04/12/2024
Por , Schachter Silvio
Pocas veces mi tristeza fue compartida por tantos. Murió José Saramago, pero no siento dolor, pues su vida y su obra fueron pura coherencia, compromiso y creatividad; la pena es por su ausencia, no poder contar más con sus lúcidas opiniones, esperar sus novelas y poemas.
Contados escritores como el quijote portugués, tallador de palabras, acompañaron con su literatura nuestras vivencias. Este comunista libertario, hormonal, como se autodefinió, estuvo atento a la realidad de su tiempo, nunca formal, siempre incisivo, sin ataduras, nada complaciente. Un referente ético impar, quizás el último gran escritor que unió una narrativa brillante y seductora con una implacable honradez intelectual, no eludió temas para evitar controversias, supo incomodar y desatar polémicas con sus punzantes reflexiones. Fue capaz de trasladar a su universo literario el más fuerte compromiso, compromiso que adquiere plus valor cuando esa palabra ha sido vaciada de todo significado. Fue un ejemplo de concordancia entre el decir y el hacer.
“Mi oficio era levantar piedras, no es mi culpa si debajo de esas piedras había monstruos que quedaban al descubierto”. En una conferencia en la Biblioteca Nacional, más política que literaria, dijo “nací en un mundo injusto y seguramente moriré en uno igual, en mi lápida que pongan aquí yace José Saramago, murió furioso”.
La iglesia lo acusó de hereje, el Vaticano no dejó de insultarlo en todas las lenguas posibles. En su obituario en el L'Osservatore Romano el oscurantismo ensotanado reiteró su impotente diatriba. Saramago se animó a humanizar la figura de Jesús, a contar cómo perdía la virginidad con María Magdalena, a dibujarlo como a un títere de Dios para multiplicar y expandir su dominación mundial.
“Para defenderme de los que me llamaron hereje, no tengo más que decir que la palabra herejía, etimológicamente, quiere decir ‘el que elige otra cosa’, y que todos deberíamos tener ese derecho. Aunque las religiones nunca fueron contemplativas con los que piensan distinto ni han servido nunca para acercar a los hombres los unos a los otros”.
Sus abuelos analfabetos fueron sus maestros en el arte de narrar y de vivir; así lo recordó en su discurso al recibir el Nobel, una pieza para releer. Nunca olvidó su origen, escribió para comprender. Tuvo la sabiduría de plantearse todos los interrogantes que se niegan quienes miran pero no ven. ¿Qué pasaría si las personas dejaran de morir? ¿si el mundo se volviera ciego? ¿si todos votaran en blanco? ¿si la península ibérica fuera una balsa a la deriva? ¿si Cristo no hubiera sido lo que dice la Biblia?

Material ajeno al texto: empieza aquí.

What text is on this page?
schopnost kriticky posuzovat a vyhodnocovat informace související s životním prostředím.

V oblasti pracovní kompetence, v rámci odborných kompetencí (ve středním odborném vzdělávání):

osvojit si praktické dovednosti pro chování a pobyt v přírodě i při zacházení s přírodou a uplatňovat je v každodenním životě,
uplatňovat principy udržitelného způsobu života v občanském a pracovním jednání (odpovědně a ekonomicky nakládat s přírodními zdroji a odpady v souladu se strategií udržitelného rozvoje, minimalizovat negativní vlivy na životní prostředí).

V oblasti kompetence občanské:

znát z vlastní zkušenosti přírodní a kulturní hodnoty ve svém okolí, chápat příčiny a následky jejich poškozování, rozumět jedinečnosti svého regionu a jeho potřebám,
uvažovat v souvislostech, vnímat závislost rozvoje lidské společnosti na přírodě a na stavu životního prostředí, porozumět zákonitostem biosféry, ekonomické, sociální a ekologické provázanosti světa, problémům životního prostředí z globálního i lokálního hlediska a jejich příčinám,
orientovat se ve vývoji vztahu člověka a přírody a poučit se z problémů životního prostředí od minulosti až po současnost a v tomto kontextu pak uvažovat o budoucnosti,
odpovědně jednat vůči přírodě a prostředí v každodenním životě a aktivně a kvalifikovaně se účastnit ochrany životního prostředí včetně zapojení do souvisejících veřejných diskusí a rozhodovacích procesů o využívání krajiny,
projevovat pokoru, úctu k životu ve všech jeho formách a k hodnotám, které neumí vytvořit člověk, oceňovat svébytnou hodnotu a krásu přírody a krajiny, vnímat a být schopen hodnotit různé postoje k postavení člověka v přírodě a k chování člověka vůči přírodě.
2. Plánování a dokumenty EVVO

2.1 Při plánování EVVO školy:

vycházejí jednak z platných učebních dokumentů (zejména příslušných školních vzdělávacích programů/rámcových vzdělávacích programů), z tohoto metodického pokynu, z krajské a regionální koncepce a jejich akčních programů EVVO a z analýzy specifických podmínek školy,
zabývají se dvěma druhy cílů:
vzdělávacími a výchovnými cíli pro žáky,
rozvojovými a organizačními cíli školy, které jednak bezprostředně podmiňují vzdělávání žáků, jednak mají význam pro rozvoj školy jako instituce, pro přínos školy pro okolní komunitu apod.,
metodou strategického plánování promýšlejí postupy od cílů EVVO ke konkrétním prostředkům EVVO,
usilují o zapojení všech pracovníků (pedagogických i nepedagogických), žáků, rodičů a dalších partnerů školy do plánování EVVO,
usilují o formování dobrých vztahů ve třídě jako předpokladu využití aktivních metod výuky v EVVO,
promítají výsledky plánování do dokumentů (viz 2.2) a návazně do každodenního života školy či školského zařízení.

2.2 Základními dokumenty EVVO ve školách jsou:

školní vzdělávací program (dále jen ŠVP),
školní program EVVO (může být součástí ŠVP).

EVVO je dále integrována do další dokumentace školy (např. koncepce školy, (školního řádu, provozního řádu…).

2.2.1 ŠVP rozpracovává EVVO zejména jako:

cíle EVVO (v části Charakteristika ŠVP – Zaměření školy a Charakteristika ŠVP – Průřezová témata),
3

Sumergirse en la escritura tersa, musical de sus novelas es aproximarse a algunas de las posibles respuestas. De allí parten sus metáforas cautivantes, literatura ficcional urdida con personajes de carne y hueso. Imaginación tejedora de absurdos para interpelar una realidad sostenida por las más absurdas creencias.
Miles de lisboneses lo despidieron con sus libros en alto, unidos en homenaje, sus lectores y sus personajes, creados letra a letra, palabra a palabra, página a página, libro a libro. “Sin ellos no sería la persona que soy”.
Se burló de las eternidades. “Espero morir como he vivido, respetándome a mí mismo como condición para respetar a los demás y sin perder la idea de que el mundo debe ser otro y no esta cosa infame”... “entraré en la nada y me disolveré en ella”.
Adiós José Saramago, compañero del alma, compañero. Estás vivo, te seguimos pensando.